2.Impact: The Fed's large-scale sell-off of U.S. bonds has had a certain impact on the U.S. economy and global financial markets. First, this behavior has led to an increase in the U.S. bond market and an increase in interest rates. Second, the sell-off of U.S. Treasuries will lead to a reallocation of global capital flows, which may trigger market uncertainty. However, this also plays a certain role in controlling inflation, which is conducive to maintaining economic stability.

1.Reasons for buying: According to the data, it is mainly ordinary U.S. households and institutional investors who are buying U.S. Treasury bonds, who account for 70% of the newly issued U.S. bonds. The main reason why they buy a large number of U.S. bonds is to obtain a higher "risk-free return". In particular, the increase in U.S. Treasury interest rates in recent years has kept their yields above 4%, which makes U.S. bonds very attractive to investors.

2.Impact: The large purchase of U.S. bonds by ordinary U.S. households and institutional investors has provided some support to the U.S. bond market, helping to balance supply and demand. At the same time, it also reflects the credibility and stability of U.S. Treasury bonds, which has a positive effect on maintaining market stability.

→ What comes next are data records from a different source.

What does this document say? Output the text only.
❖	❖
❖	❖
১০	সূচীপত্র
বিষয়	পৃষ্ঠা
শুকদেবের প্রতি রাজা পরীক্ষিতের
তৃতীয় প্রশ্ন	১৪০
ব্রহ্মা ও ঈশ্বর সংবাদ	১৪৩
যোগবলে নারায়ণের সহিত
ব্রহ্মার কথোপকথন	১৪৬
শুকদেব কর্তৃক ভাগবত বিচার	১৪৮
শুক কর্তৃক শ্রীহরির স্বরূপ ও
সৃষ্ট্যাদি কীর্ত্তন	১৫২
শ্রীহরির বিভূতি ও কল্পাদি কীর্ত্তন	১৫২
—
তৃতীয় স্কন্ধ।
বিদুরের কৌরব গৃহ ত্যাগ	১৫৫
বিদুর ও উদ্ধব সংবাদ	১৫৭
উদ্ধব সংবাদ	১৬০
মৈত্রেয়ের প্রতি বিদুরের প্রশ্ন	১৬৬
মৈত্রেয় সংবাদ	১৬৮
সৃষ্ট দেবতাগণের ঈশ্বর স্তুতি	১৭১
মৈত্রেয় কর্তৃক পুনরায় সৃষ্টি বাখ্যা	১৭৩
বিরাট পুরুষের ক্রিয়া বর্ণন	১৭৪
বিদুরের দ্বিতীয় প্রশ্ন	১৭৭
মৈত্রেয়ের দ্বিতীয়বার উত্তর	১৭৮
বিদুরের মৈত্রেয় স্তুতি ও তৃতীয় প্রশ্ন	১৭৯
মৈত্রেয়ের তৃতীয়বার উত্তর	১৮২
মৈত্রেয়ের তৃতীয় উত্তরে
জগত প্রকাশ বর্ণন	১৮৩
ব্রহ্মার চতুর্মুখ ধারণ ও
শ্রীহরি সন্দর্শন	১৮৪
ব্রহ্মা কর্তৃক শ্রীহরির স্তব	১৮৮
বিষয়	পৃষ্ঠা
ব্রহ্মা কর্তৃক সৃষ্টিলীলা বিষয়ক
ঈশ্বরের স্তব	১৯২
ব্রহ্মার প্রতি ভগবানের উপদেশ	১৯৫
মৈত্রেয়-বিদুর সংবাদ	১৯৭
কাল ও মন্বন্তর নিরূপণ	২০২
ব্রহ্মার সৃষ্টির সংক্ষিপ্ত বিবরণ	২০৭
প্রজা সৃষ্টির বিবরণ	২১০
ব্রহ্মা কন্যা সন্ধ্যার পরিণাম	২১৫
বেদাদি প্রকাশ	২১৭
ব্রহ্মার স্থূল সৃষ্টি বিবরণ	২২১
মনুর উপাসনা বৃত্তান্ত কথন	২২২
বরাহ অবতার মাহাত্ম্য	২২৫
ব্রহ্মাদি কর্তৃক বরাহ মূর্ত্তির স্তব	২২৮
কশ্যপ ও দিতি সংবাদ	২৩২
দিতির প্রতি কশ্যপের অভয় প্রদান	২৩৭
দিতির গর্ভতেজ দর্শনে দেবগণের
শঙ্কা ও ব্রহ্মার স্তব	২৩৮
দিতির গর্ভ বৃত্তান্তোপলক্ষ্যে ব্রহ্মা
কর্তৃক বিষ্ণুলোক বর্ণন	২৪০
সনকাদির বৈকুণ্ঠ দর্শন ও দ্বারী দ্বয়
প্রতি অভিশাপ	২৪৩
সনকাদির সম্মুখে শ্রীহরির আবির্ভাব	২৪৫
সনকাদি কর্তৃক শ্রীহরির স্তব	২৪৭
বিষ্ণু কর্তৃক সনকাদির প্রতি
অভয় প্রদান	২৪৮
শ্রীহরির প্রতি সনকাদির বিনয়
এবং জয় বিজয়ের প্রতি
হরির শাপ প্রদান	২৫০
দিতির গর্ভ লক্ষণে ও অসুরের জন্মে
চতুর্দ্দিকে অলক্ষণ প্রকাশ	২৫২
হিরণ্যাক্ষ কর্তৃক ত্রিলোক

But there are also risks, and if there is a lot of volatility in the U.S. Treasury market, these investors could face losses.

To sum up, China and other countries are selling a lot of U.S. bonds mainly to avoid the risk caused by the size of U.S. bonds, while the Fed's sell-off is to control inflation. At the same time, ordinary households and institutional investors in the United States have become the main buyers of US Treasury bonds. This situation reflects the different considerations and actions of various parties in the US bond market. However, the entire global financial market has been affected to a certain extent, and the uncertainty in the market is also increasing. Therefore, it is necessary to pay close attention to the development of the U.S. bond market and formulate corresponding financial policies and investment strategies to deal with possible risks and challenges.